The quiet milestone: JZX100 Chaser is now completely clear
Toyota's JZX100 Chaser ran from September 1996 to June 2001. Run the arithmetic on the last cars off the line — June 2001 plus 25 years lands on June 2026, last month. That means, as of this edition, every single JZX100 Chaser Toyota ever built has now cleared the US federal 25-year exemption; there's no longer a "wait, is mine legal yet" question left for this chassis, only the ordinary "verify your own build plate and paperwork" step everyone should do regardless. See the full JZX100 guide for the production timeline and buying notes.
The caveat that always applies
Manufacture month, not model year, is what the federal clock counts — two cars badged the same "year" can clear months apart if they were built at different points in the production run. Clearing the federal exemption also only answers the import question; state or provincial registration is decided separately and doesn't automatically follow the federal clock. Confirm your own chassis's manufacture month with the Import Eligibility Check before assuming any of the above applies to your specific car, and see the 25-year rule, explained for the full mechanics, including the separate EPA 21-year emissions exemption, which has its own originality requirement.
Sources
FAQ
- Does "now eligible" mean these cars are legal to drive in my state?

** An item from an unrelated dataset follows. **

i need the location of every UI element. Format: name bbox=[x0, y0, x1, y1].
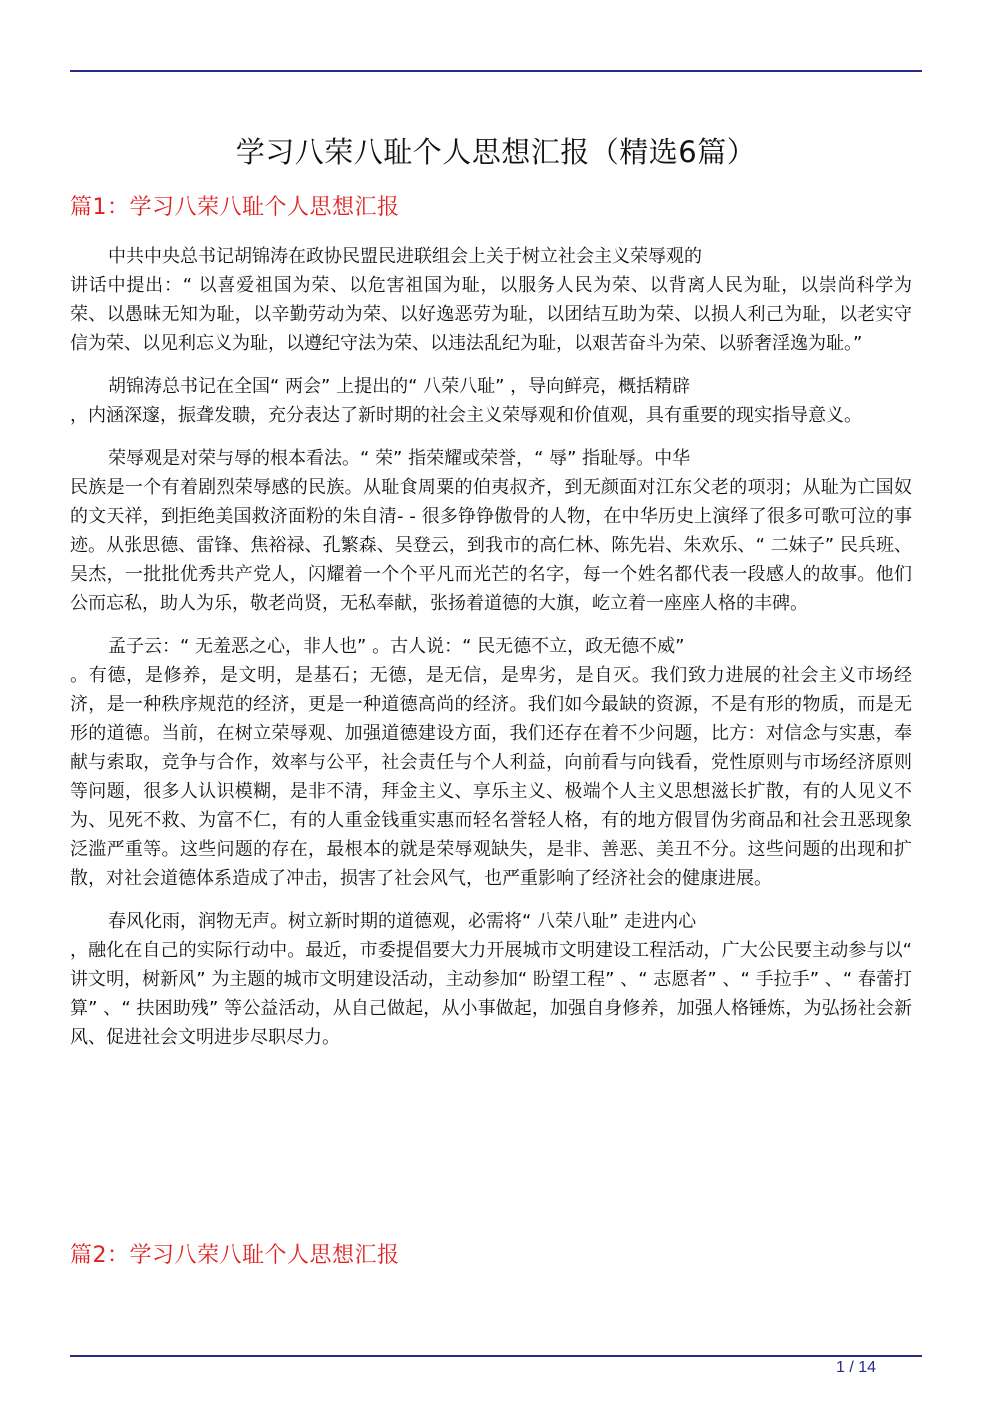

- No — this edition only covers the federal 25-year import exemption. Titling, registration and inspection rules are set separately by each state or province and don't automatically follow the federal clock; check your own DMV or provincial registrar.
- Why does the JZX100 Chaser "finish" clearing all at once instead of rolling monthly like the others?
- It didn't finish all at once — it rolled monthly by manufacture month just like every other chassis, from September 2021 (the earliest cars) through June 2026 (the last ones). What's notable this month is simply that the run is now fully behind the line, since Chaser production ended in June 2001 and nothing was built after that to still be waiting.
- I have a Silvia or R34 — how do I find my exact eligibility month?
- Use the Import Eligibility Check, enter your chassis's manufacture month from its compliance/build plate (not the model year on the paperwork), and it calculates the exact US and Canadian clearance dates and lets you save it to My Garage.
This article is for information only and is not legal, import, or purchasing advice. Eligibility rules are described structurally — the vehicle's actual manufacture month, verified per chassis, is the final basis, and federal import and state/provincial registration are separate hurdles. Prices and availability change; confirm on the official source linked in the article before acting.